An Architecture Home Companion


Just out of town lives a man who many people in the town of Lake No Architecture credit with saving the town, all the computers and Lefty McDougals horse Bob. It was during the great blizzard of 1979 that Alabaster Wayins came to town. He arrived like most people do in a car that broke down. Alabaster was luckier than some whose cars would break down at the edge of town, and would then have to be pushed (stopped) pushed (stopped) through the myriad of stop signs to get to the Lucky Aces garage and Casino. Alabaster’s car broke down in front of the Casino part of the building right as the snow began to fall.

You could tell as the snow fell that it wasn’t going to be a normal snow. Grass, normally pushing through the early snow to show itself between the clumps of white laid down and went to sleep the snow pressing it down into the ground. It was heavy snow with flakes the size of Frisbees. Mrs. Coltin let us out of school early that day. Even the code factory on the edge of town let the workers out early so my dad and I got home that day at the same time.

The snow was so heavy that the power lines began to bow. Snow carrying them relentlessly to the ground. As they reached the ground they snapped, flying back into the air with the force of a body held down and released. With them any connection to the national power grid was lost. Computers like most electronics don’t like a sudden loss of power and everyone in the town rallied around the then still working town billing system. But no one knew if you could create a replaceable plug and play power grid with 32 home generators.

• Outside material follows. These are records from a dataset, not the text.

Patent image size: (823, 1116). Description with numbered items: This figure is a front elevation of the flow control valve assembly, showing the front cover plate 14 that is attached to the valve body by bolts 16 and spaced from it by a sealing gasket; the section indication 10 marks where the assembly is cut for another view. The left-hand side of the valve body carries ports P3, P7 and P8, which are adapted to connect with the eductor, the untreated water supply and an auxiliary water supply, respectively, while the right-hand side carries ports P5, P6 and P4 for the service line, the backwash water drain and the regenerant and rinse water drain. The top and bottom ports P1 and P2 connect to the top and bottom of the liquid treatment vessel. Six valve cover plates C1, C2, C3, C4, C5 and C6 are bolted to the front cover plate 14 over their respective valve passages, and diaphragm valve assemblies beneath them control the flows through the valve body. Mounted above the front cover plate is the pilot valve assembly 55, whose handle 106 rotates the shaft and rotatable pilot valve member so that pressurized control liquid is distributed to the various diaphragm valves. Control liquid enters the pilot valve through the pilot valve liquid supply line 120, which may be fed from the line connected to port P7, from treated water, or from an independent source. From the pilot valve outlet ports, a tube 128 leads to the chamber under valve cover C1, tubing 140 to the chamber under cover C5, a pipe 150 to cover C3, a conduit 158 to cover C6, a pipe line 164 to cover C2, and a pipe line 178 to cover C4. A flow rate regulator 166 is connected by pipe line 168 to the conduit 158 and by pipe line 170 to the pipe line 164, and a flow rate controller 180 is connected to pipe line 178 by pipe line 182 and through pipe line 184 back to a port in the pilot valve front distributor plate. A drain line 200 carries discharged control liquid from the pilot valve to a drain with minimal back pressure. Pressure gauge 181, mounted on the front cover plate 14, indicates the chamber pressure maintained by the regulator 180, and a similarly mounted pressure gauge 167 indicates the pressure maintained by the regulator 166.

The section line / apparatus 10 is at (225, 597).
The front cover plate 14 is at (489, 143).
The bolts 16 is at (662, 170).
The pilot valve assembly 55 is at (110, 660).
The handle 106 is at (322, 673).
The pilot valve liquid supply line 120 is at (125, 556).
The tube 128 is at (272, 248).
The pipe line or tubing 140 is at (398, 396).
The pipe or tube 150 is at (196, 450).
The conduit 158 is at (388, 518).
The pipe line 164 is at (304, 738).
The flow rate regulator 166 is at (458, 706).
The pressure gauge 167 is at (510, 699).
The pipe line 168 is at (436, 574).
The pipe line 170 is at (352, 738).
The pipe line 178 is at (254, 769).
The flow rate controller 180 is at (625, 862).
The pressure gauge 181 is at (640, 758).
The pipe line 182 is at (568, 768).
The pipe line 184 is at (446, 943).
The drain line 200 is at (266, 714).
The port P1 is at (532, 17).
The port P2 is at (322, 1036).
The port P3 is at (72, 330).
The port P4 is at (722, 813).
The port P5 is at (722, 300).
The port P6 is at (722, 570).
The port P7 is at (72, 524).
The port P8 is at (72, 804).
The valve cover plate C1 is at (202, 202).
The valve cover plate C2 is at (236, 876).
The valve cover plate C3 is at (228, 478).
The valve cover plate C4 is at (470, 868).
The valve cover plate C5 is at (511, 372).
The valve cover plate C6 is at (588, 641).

That’s when Alabaster stepped in. They say you can measure a man not by a how far up the doorstop he can stand, rather how large his actions are. The doorstop reference came from my mother who for some reason measured everyone who came into our house against the doorstop. I suspect it was her fear that the low ceilings in our house would reach out and grab someone and hurt them but let’s save that for another day and another story.

Alabaster built a system on the fly that linked 30 generators together with two as hot spares (so we could refill the gas tanks over time) a system that kept the town’s computers running through the worst storm of the century.

For that the town gave Alabaster the old McEwen place on the edge of town. Old Man McEwen having left town rather abruptly during a rather messy scandal involving the head cheerleader and a new member of the Lake NO Architecture Community. Alabaster has been living off his fame at the edge of town ever since.